“Que me perdone Hopper”. Ráfaga.

Evening Wind. Edward Hopper.

  Los poros de Norah enlisados en el calor  blanco se habían convertido en millones de agujeros sin salida. El sudor estancado bajo la dermis se le antojaba  una planicie asfixiante y sin embargo helada,  quebrada por las grietas del techo en cuyos resquicios se alojaba un sueño  siempre plano.

En el mismo momento en que la vibración de los muelles de la cama percutía contra su rodilla trepaba por su esqueleto e impregnaba su paladar de un sabor metálico, una ráfaga de viento acarició salvajemente su espalda. Sorprendida, giró la cabeza. Los visillos hinchados ondeaban como velas. La respiración de Norah salpicada por las olas, emborrachada de aire marino, sacada con violencia de su nicho, empezó a ondear bajo su pecho, levantando un mar de fondo que erizó su piel en un oleaje cruzado. En el centro de las  turbulencias, un remolino la aspiró ceñido a las anillas cimbreantes de su cintura.

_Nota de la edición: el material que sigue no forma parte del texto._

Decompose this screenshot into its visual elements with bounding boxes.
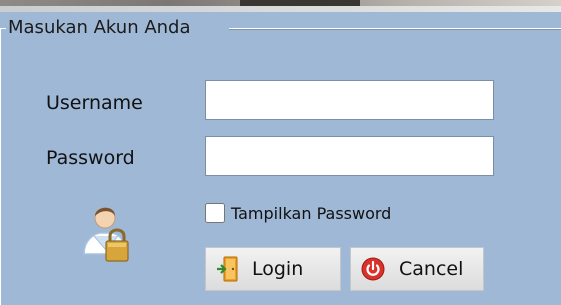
groupbox-border-top: [229, 28, 561, 29]
password-label: Password: [46, 147, 135, 169]
cancel-button[interactable]: Cancel: [350, 247, 484, 291]
groupbox-title: Masukan Akun Anda: [8, 17, 191, 38]
groupbox-border-left: [0, 28, 1, 305]
door-exit-icon: [216, 256, 238, 282]
show-password-label: Tampilkan Password: [231, 203, 392, 223]
show-password-checkbox[interactable]: [205, 203, 225, 223]
user-lock-icon: [76, 196, 132, 268]
login-button-label: Login: [252, 258, 304, 280]
username-input[interactable]: [205, 80, 494, 120]
password-input[interactable]: [205, 136, 494, 176]
power-icon: [361, 257, 385, 281]
username-label: Username: [46, 92, 143, 114]
cancel-button-label: Cancel: [399, 258, 464, 280]
login-button[interactable]: Login: [205, 247, 341, 291]
show-password-toggle[interactable]: Tampilkan Password: [205, 202, 391, 224]
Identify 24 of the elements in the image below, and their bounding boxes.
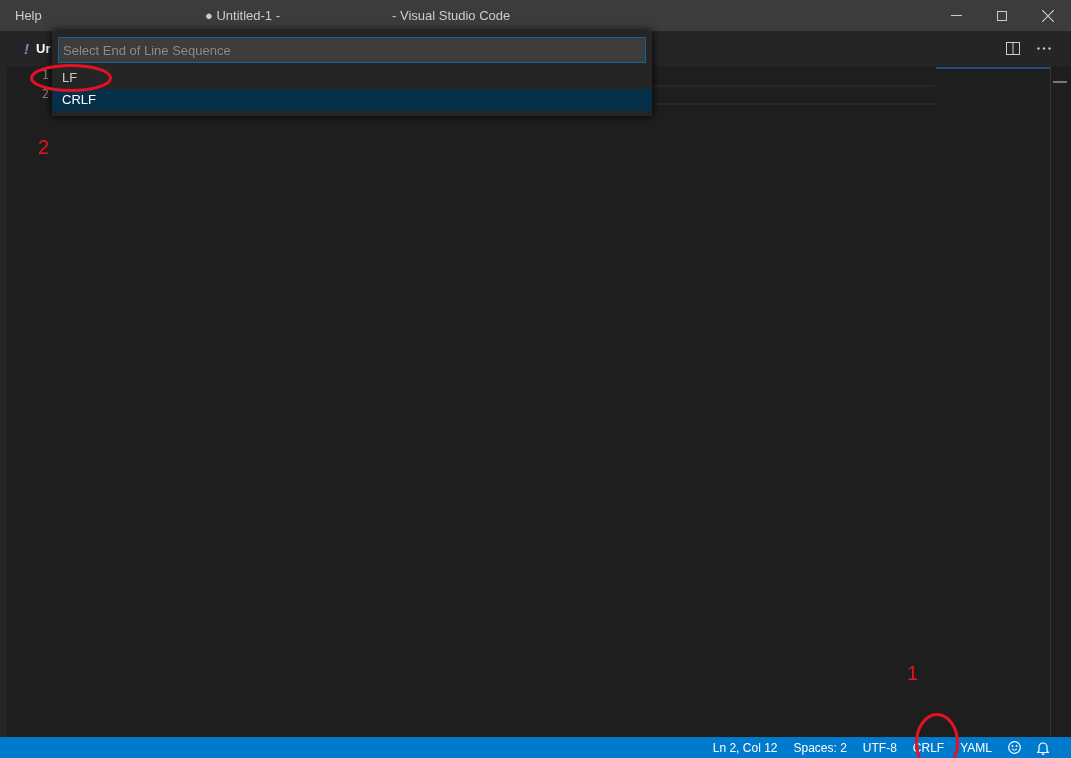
split-editor-icon[interactable] (1005, 42, 1020, 55)
bell-icon[interactable] (1037, 740, 1049, 755)
line-number: 2 (40, 86, 50, 103)
file-type-icon: ! (24, 40, 29, 57)
minimize-icon[interactable] (950, 15, 962, 16)
help-menu[interactable]: Help (0, 8, 65, 23)
tab-label[interactable]: Ur (36, 41, 51, 56)
step-number: 2 (38, 136, 50, 158)
status-item[interactable]: YAML (952, 740, 1000, 755)
step-number: 1 (907, 662, 919, 684)
status-item[interactable]: UTF-8 (854, 740, 905, 755)
search-field[interactable]: Select End of Line Sequence (58, 37, 646, 63)
list-item[interactable]: CRLF (52, 89, 652, 111)
status-item[interactable]: Spaces: 2 (785, 740, 855, 755)
smiley-icon[interactable] (1008, 741, 1021, 754)
window-title: ● Untitled-1 - (205, 8, 282, 23)
status-item[interactable]: Ln 2, Col 12 (704, 740, 786, 755)
line-number: 1 (40, 67, 50, 84)
close-icon[interactable] (1042, 9, 1054, 22)
list-item[interactable]: LF (52, 67, 652, 89)
window-title: - Visual Studio Code (392, 8, 511, 23)
maximize-icon[interactable] (997, 10, 1007, 21)
scrollbar[interactable] (1050, 66, 1067, 737)
more-actions-icon[interactable] (1036, 47, 1051, 50)
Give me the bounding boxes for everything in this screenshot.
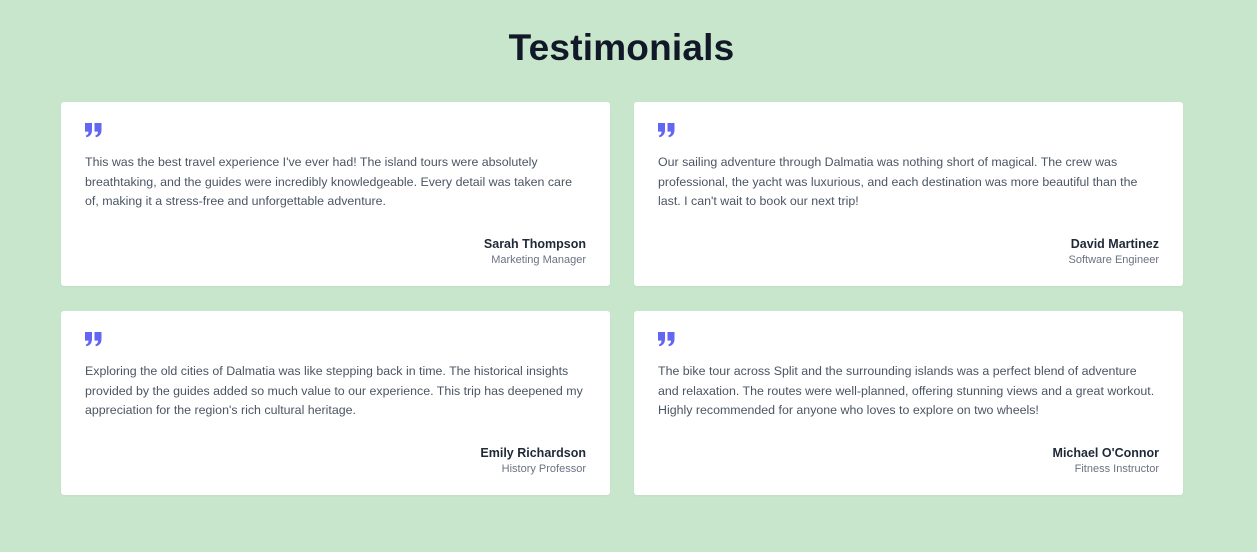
author-name: David Martinez [1070, 237, 1159, 251]
testimonial-author: Sarah Thompson Marketing Manager [85, 236, 586, 268]
section-title: Testimonials [508, 27, 735, 68]
quote-icon [658, 331, 1159, 353]
testimonial-quote: Our sailing adventure through Dalmatia w… [658, 155, 1138, 209]
author-role: Software Engineer [1068, 254, 1160, 266]
testimonial-author: David Martinez Software Engineer [658, 236, 1160, 268]
testimonial-card: The bike tour across Split and the surro… [634, 311, 1183, 495]
testimonial-card: Our sailing adventure through Dalmatia w… [634, 102, 1183, 286]
quote-icon [85, 122, 586, 144]
testimonial-quote: Exploring the old cities of Dalmatia was… [85, 364, 583, 418]
author-name: Sarah Thompson [483, 237, 586, 251]
author-name: Michael O'Connor [1052, 446, 1159, 460]
quote-icon [85, 331, 586, 353]
quote-icon [658, 122, 1159, 144]
testimonial-card: Exploring the old cities of Dalmatia was… [61, 311, 610, 495]
author-role: Fitness Instructor [1074, 463, 1159, 475]
author-name: Emily Richardson [480, 446, 586, 460]
testimonial-card: This was the best travel experience I've… [61, 102, 610, 286]
author-role: History Professor [501, 463, 586, 475]
testimonial-quote: This was the best travel experience I've… [85, 155, 572, 209]
testimonial-author: Michael O'Connor Fitness Instructor [658, 445, 1159, 477]
testimonial-author: Emily Richardson History Professor [85, 445, 586, 477]
author-role: Marketing Manager [491, 254, 586, 266]
testimonial-quote: The bike tour across Split and the surro… [658, 364, 1155, 418]
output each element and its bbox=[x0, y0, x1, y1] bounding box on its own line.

Las  partículas doradas del viento solar  se unían en rizos, se escapaban en ondas,  subían en espiral hacía la luz  saturada de oxigeno del arco primitivo. Norah refugiada bajo sus párpados vio como el cielo de cemento se desintegraba en una oleada azul veteada de rojo y como un amanecer nimbado de malva se deshilachaba en la oscilación de los visillos.